8 million pixel visualization theater at the U of Houston;
http://insidehpc.com/2008/05/06/university-of-houston-builds-8-megapixel-viz-theater/

Notes from the Top500 rumor mill;
http://insidehpc.com/2008/05/06/top500-rumor-mill/

Mercury Computer Systems puts 100 GFLOPS in your palm;
http://insidehpc.com/2008/05/07/mercury-puts-100-gflops-in-your-hand/

Intel EVP announces intention to dominate HPC;
http://insidehpc.com/2008/05/07/intel-evp-confesses-dreams-of-an-hpc-future/

>>SGI and NASA: big(ger) compute

Alongside SGI's negative earnings press release this week, the company announced a large supercomputing win with NASA. There aren't many details related to the deal, but this system is the NASA Advanced Supercomputing Columbia replacement.

Rough system specs? The system will be an Altix ICE platform with 20,480 cores and 20 TB of memory, and will be water cooled. The move to the ICE system marks NASA's departure from SGI's Itanium gear.

Then, the very next day, SGI announced that it was teaming with Intel to offer NASA an even bigger system named Pleiades. The plan is to deliver a one petaflop system to NASA Ames in 2009, followed by a 10 petaflops system in 2012.

>>Sun and SGI join Cray in losing money last quarter

It's a club that no one wants to be in, but one that seems to be increasingly popular: the "I lost shareholder money last quarter" club. Last week Cray reported losses in their fiscal quarter just ended, and this week we reported that Sun and SGI are in that club as well.

Lots of ink was spilled in the IT press over Sun's quarterly results. Revenues for the quarter that ended in March were down $17M and came in $100M under analysts expectations, according to coverage at FT.com. Sun posted a loss of $34M after taxes, or 4 cents a share. The 3Q2007 result was a net income of 7 cents a share.
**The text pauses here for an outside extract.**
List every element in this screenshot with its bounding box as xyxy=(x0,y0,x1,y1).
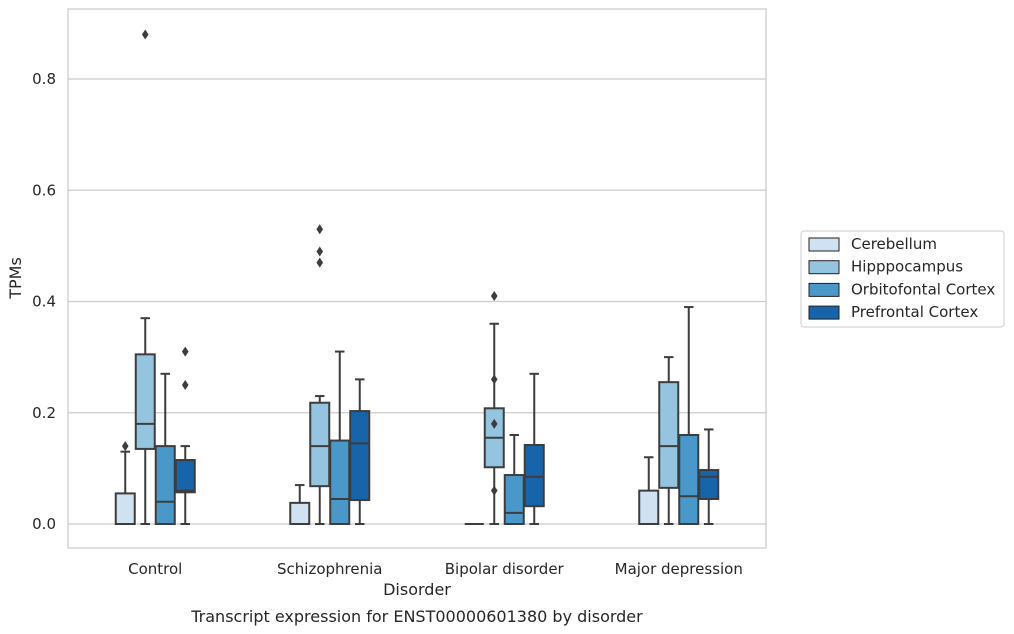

The real problem with all of this is that the Sun leadership team has been going on about 10 percent year-over-year growth (good coverage at TheStreet.com.) Sun is planning to offset the losses with a layoff of from 1,500 to 2,500 employees (from a total employee count of about 34,000).

SGI announced its Q3 financial results this week, tag teaming it with the 20,480-core NASA system announcement and then bracing it with the petaflops deal announced the very next day.

Evidently they were trying to soften the news that the company's revenue dropped $11M from Q2, with losses widening from $30.8M in Q3 to $40.6M this quarter

One bright(er) spot was the growth of orders, which grew 50 percent year over year, and backlogs:

Backlog at the end of the third quarter of 2008 grew to $133.9 million compared to $95.8 million at the end of the second quarter of fiscal 2008, the highest backlog level in the past five quarters.